A senior CPCB official said: “The rise in air pollution can be attributed to adverse meteorological conditions -- decrease in average temperature, low wind speed, and increase in humidity -- in and around Delhi and the fact that people probably burst more smoke-producing crackers.”
This year, the CPCB conducted real-time continuous ambient noise monitoring at 35 locations in seven cities including Delhi, Mumbai, Chennai, Kolkata, Bangalore and Hyderabad.
According to the Indian Meteorological Department (IMD), visibility level the morning after Diwali was normal at 1,000 metres. “Though there was a slight smog cover which enveloped the city in the morning the air cleared up by late morning,” said a Meteorological Department official.
Delhi had faced suffocating weather conditions with the city enveloped in smog from October 27 to November 8.
Centre for Science and Environment (CSE) environmental scientist Anumita Roychoudhary said: “With pollutants dispersing two days before Diwali, the smog situation in Delhi has seen an improvement.
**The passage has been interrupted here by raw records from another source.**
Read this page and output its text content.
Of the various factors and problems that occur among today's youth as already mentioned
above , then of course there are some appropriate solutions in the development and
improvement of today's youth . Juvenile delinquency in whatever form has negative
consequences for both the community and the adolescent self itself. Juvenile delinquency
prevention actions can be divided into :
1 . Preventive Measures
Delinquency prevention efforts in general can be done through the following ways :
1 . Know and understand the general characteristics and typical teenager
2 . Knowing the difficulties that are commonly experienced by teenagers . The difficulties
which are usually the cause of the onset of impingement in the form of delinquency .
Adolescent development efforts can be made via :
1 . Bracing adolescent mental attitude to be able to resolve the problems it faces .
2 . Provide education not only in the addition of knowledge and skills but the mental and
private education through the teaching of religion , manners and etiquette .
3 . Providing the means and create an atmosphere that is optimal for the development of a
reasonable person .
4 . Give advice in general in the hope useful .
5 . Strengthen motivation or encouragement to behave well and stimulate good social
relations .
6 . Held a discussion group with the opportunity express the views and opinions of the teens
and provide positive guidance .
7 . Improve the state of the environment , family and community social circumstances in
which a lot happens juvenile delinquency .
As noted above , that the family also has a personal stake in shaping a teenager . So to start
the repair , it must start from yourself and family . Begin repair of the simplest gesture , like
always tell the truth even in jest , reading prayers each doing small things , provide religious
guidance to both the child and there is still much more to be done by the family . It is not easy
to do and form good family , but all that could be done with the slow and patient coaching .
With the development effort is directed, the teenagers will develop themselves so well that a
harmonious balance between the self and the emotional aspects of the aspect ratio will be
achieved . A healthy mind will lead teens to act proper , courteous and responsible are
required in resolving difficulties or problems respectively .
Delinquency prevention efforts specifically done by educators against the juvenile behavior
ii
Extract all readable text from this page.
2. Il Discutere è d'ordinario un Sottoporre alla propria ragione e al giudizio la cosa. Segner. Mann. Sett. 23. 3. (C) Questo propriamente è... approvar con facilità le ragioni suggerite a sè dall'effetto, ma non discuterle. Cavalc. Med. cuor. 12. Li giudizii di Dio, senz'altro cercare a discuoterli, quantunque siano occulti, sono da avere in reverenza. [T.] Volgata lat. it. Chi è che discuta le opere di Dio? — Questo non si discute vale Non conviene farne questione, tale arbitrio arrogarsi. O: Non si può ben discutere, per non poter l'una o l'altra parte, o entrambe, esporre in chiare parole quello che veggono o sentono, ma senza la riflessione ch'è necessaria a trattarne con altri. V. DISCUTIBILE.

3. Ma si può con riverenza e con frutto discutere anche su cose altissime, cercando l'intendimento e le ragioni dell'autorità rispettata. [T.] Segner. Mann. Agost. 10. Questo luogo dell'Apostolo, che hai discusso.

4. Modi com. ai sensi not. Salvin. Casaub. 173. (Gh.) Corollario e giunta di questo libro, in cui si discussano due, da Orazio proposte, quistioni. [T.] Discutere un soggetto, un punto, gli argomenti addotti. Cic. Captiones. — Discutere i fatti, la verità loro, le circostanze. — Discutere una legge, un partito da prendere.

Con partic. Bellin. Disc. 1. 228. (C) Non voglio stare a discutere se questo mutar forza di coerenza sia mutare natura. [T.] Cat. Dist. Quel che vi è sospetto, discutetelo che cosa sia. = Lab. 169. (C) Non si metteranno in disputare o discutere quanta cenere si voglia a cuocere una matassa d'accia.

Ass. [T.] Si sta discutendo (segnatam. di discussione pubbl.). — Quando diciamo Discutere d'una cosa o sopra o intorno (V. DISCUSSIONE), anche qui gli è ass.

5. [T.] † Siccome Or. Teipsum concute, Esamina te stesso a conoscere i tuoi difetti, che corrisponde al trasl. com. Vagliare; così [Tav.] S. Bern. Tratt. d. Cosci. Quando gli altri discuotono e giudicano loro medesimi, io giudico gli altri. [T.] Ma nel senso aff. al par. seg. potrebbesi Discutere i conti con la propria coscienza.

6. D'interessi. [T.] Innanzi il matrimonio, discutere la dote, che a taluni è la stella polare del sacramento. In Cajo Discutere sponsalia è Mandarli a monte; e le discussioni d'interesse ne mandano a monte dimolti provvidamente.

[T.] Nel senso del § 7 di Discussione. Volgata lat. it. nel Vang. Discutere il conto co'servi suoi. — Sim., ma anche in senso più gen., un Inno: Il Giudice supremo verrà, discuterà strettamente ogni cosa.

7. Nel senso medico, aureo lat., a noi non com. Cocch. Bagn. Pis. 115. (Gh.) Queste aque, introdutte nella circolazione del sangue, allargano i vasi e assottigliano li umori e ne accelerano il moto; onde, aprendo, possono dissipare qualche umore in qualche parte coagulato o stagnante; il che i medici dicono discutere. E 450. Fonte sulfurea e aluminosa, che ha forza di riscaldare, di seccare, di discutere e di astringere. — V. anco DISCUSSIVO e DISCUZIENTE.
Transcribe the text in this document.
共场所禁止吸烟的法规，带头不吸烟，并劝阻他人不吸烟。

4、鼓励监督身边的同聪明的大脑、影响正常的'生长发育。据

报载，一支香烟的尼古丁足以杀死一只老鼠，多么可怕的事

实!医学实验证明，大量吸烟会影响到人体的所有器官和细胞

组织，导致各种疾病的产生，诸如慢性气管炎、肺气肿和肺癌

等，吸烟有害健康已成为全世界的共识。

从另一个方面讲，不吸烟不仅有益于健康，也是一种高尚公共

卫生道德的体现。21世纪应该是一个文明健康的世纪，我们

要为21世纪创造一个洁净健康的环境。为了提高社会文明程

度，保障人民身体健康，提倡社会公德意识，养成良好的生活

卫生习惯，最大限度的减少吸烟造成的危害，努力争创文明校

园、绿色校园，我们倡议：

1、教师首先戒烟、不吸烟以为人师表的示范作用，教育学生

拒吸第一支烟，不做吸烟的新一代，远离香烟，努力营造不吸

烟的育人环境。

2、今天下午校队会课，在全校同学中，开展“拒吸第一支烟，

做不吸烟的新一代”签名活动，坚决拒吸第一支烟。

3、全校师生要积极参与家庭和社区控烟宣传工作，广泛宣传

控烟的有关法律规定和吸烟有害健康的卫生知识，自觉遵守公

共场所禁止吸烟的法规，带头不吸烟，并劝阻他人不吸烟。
But that doesn’t mean air pollution levels are low in the city. Several places in Delhi saw a rise in air pollution and the bursting of crackers only adds to the pollution.”
Also though Supreme Court had in 2005 put a ban on the use of firecrackers after 10 p.m. on Diwali night, “Delhi saw several people bursting crackers much after the stipulated time adding to the pressure on air quality,” added Ms. Roychoudhary.
The Delhi Government has meanwhile maintained that because of the extensive campaign, use of fire crackers has gone down. A Delhi Government environment department official said: “This year we had stricter norms to check crackers sale and only 804 retail cracker outlets were allowed in the city.”